Do I Have the Courage to Surrender?
Courage was a foreign concept to me for a very long time.
When I was using, I spent most of my time living in abject fear. Fear of being caught stealing from my family; fear of not being able to get my hands on alcohol and drugs; fear of getting caught in or forgetting one of the dozens of lies I was always telling; fear of everything, really. I was coming to a crisis and I knew it. My using had always been problematic but over the past two years I had completely subjugated my will to King Alcohol and was suffering mightily for it.
Things were spiraling out of control yet I didn’t want anything to change. I had lost all my friends. I had no job, no hope and no future. I was living in my parent’s house and stealing from my mother to support my habit. An average day for me looked a little like this:
Wake up at 2:00 pm, go get sick in the bathroom. Fall back asleep on my disgusting mattress surrounded by bottles and cans full of butts. Wake up again at 4:00, steal from my mother and go purchase a bottle of booze or, failing that, two quarters of cheap liquor. Spend the rest of the afternoon and evening hoping not to get caught using and stealing, and squirrel away the night watching crappy TV before blacking out. Wake up. Repeat.
What’s crazy about the whole thing is that I did not want to change at all. I felt the world had wronged me and I was gonna pay it back in spades by sinking deeper and deeper into alcoholic insanity. I think, though, rooted somewhat farther beneath that, was fear. I was always afraid of life and believed that it was better to choose to fail than fail at succeeding. I had hurt myself and the people who loved me, all because of self-centred fear.
The day I walked through the doors of Hope Trust (for the second time) I was still full of fear. There is a smell in that place that all alumni are familiar with. Of tea, and the smell of remorse, mixed with a scent of hope. I walked in those doors and that smell brought all the memories of my last trip through flooding back into my mind. I felt shame, guilt, and fear because this was the last stop on the road for me. I also was hurting badly because I had believed, like most of the fellas that come through there, that I would never be back as a client again. As reality came crashing down inside me, the fear was killing me.
I could go into a very long and convoluted version of what happened while I was there, but suffice to say that I had a moment of clarity. I realized that my self-will landed me right back where I had been seven years ago. My fear of becoming exactly like every other alcoholic had come true years ago and I was the only person who could not see it.
It was time to surrender. For the first time in a long time, maybe for the first time ever, I turned my will over.

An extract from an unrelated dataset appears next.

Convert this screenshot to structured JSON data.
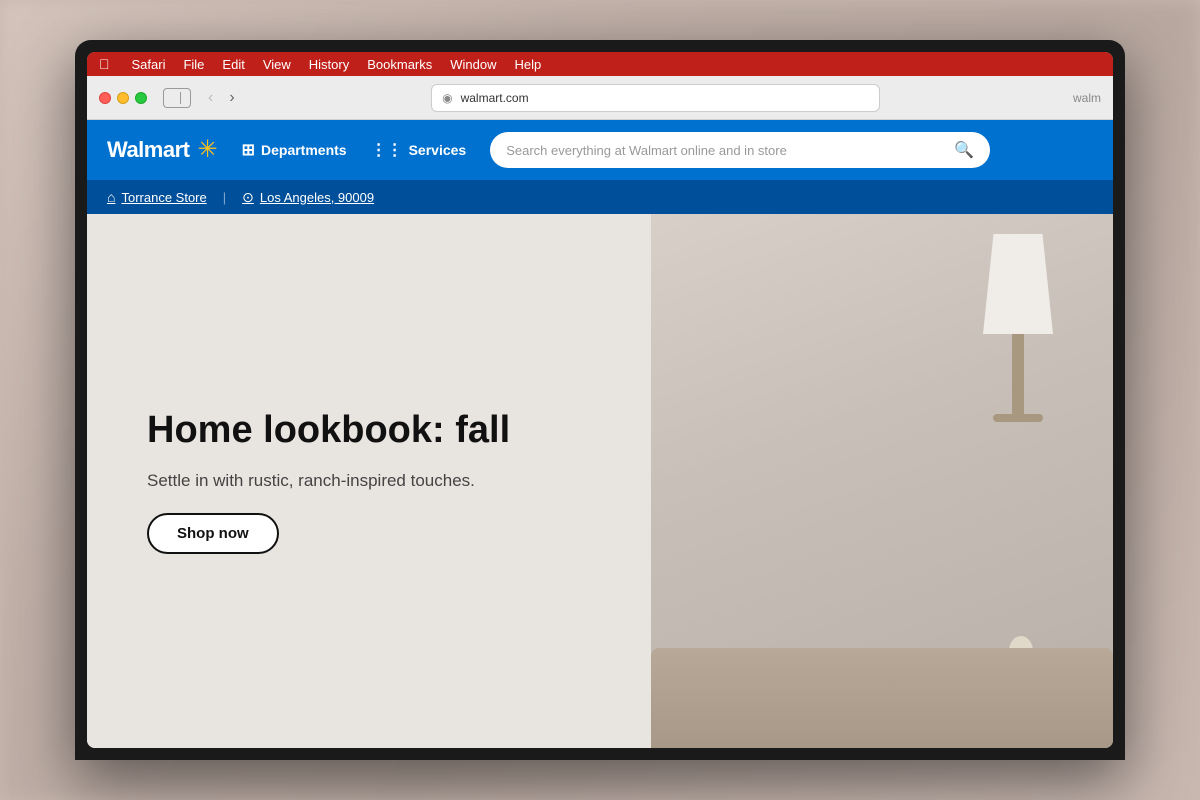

I stopped trying to run the darn show and dove in with both feet. I am aware that this is going to be rife with AA clichés; however I am no longer interested in trying to sound cool, so what the hell. For the past 11 months and 12 days (on the day this was written) I have surrendered my will to the program of AA. What that looks like for me is going to 7 meetings a week, doing the aftercare program (at Hope Trust) and staying out of my own way.

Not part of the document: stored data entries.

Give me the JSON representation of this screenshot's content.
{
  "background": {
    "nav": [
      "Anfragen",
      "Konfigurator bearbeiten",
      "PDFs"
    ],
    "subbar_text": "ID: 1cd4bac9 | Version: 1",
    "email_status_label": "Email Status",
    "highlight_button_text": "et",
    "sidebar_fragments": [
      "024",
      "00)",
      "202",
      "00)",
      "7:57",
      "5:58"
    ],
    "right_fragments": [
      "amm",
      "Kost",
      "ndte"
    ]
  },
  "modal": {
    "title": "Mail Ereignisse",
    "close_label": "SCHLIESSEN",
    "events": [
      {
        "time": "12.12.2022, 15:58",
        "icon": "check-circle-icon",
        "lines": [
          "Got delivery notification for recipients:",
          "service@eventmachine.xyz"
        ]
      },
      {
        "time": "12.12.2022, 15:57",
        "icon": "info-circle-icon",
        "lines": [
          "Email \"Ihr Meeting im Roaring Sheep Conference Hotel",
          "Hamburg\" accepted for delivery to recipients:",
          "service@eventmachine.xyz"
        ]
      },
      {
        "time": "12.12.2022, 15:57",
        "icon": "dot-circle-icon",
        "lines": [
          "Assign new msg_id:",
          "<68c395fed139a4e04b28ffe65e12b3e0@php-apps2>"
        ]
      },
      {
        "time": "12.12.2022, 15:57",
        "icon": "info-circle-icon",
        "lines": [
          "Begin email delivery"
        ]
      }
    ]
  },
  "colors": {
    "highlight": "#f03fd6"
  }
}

Since I decided to give this deal a fair shake I have done everything I can to be teachable and work a solid program. I am active in service, stay in touch with my counsellor, I have a solid group of friends in AA, and I am working the 12 Steps with my sponsor.
Prayer is probably the way I surrender every day. I have a big problem with humbling myself before anyone or anything so for me to say “Thanks” at night and ask for help in the morning is huge. Every morning I read the Just for Today book and the Daily Reflections before asking my Higher Power to help keep me sober.
In 11 short months this program has given me a life I only dreamed of when I was active in addiction. I have returned to college, I take martial arts, I have my family back and I am happy. I owe this all to Hope and AA. Period. My own will is out to destroy me.
I don’t know how courageous I am but I do know this: For one brief moment in time something somewhere gave me the courage to surrender. Something somewhere got me out of my own way. I know now for certain there is courage in surrender.